Bild: Beim Sommer-Gallen sammeln


Abkommen mit Universität Turin

In einem Abkommen mit der Universität Turin hat die Landesabteilung Landwirtschaft die Weichen für die biologische Bekämpfung der Kastaniengallwespe in den nächsten Jahren in Südtirol gestellt. Das auf drei Jahre angelegte Projekt sieht die Freisetzung des Parasitoiden Torymus sinensis und entsprechende regelmäßigen Kontrollen vor, ob sich dieser Gegenspieler auch erfolgreich eingenistet hat.

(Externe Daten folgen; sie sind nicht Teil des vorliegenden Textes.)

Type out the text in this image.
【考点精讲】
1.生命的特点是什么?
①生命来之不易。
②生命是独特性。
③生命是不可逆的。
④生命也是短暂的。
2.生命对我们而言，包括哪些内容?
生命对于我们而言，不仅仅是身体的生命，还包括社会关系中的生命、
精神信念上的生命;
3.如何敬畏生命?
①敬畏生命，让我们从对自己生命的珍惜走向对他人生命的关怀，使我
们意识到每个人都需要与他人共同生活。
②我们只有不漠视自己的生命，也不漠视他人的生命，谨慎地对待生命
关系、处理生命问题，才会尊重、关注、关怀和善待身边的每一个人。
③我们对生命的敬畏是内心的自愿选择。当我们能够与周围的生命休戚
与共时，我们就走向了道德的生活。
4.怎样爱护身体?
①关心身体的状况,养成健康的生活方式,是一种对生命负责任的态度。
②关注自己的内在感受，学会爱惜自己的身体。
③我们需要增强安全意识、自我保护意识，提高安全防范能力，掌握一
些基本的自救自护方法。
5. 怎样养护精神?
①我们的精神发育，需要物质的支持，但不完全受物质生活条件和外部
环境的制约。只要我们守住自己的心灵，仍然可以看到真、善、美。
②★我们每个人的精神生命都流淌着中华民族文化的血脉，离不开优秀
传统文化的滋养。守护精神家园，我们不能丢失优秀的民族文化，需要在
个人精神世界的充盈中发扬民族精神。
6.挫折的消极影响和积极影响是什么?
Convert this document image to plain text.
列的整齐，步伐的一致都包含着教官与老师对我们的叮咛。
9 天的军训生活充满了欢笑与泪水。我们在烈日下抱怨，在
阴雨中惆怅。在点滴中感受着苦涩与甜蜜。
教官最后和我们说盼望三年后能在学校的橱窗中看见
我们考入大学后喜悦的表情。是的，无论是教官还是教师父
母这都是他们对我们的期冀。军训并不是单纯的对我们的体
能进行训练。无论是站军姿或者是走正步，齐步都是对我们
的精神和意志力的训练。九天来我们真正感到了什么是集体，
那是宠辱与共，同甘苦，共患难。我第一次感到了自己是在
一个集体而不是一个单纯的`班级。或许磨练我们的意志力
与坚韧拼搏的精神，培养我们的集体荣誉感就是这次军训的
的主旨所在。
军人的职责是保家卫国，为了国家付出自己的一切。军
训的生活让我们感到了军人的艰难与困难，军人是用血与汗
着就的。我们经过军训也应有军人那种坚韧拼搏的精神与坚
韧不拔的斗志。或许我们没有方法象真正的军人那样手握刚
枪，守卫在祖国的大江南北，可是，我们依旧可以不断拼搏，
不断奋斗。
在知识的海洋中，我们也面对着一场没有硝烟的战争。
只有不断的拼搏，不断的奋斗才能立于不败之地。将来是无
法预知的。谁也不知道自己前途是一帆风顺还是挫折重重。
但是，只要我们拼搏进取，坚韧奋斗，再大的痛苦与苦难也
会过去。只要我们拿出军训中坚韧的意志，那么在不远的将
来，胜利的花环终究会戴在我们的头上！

Daneben sind auch Untersuchungen auf etwaige heimische Parasitoide der Kastaniengallwespe vorgesehen, die in der Lage sein könnten, Torymus sinensis bei der Eindämmung des Schädlings zu unterstützen.

Bild: Mitarbeiter der Uni Turin beim Winter-Gallen sammeln


Bereits über 700 Nützlinge freigesetzt

Die ersten 130 Exemplare von Torymus sinensis wurden in Südtirol Ende April 2010 in einem stark befallenen Kastanienhain in Aicha freigesetzt. Weitere 600 Exemplare wurden 2011 in Schlanders, Meran, Lana und Salurn freigelassen. Untersuchungsergebnisse aus norditalienischen Kastanienanbaugebieten zeigen zwar, dass sich die Schlupfwespen zunächst nur in der unmittelbaren Umgebung ihrer Freisetzung verbreiten, innerhalb weniger Jahre ist allerdings mit einer Ausbreitung und festen Etablierung im Befallsgebiet zu rechnen. Kurzfristige Bekämpfungserfolge dürfen sicher nicht erwartet werden, langfristig stellt die biologische Bekämpfung nach derzeitigen Erkenntnissen aber die einzig erfolgsversprechende Methode für eine wirkungsvolle Eindämmung der Kastaniengallwespe dar.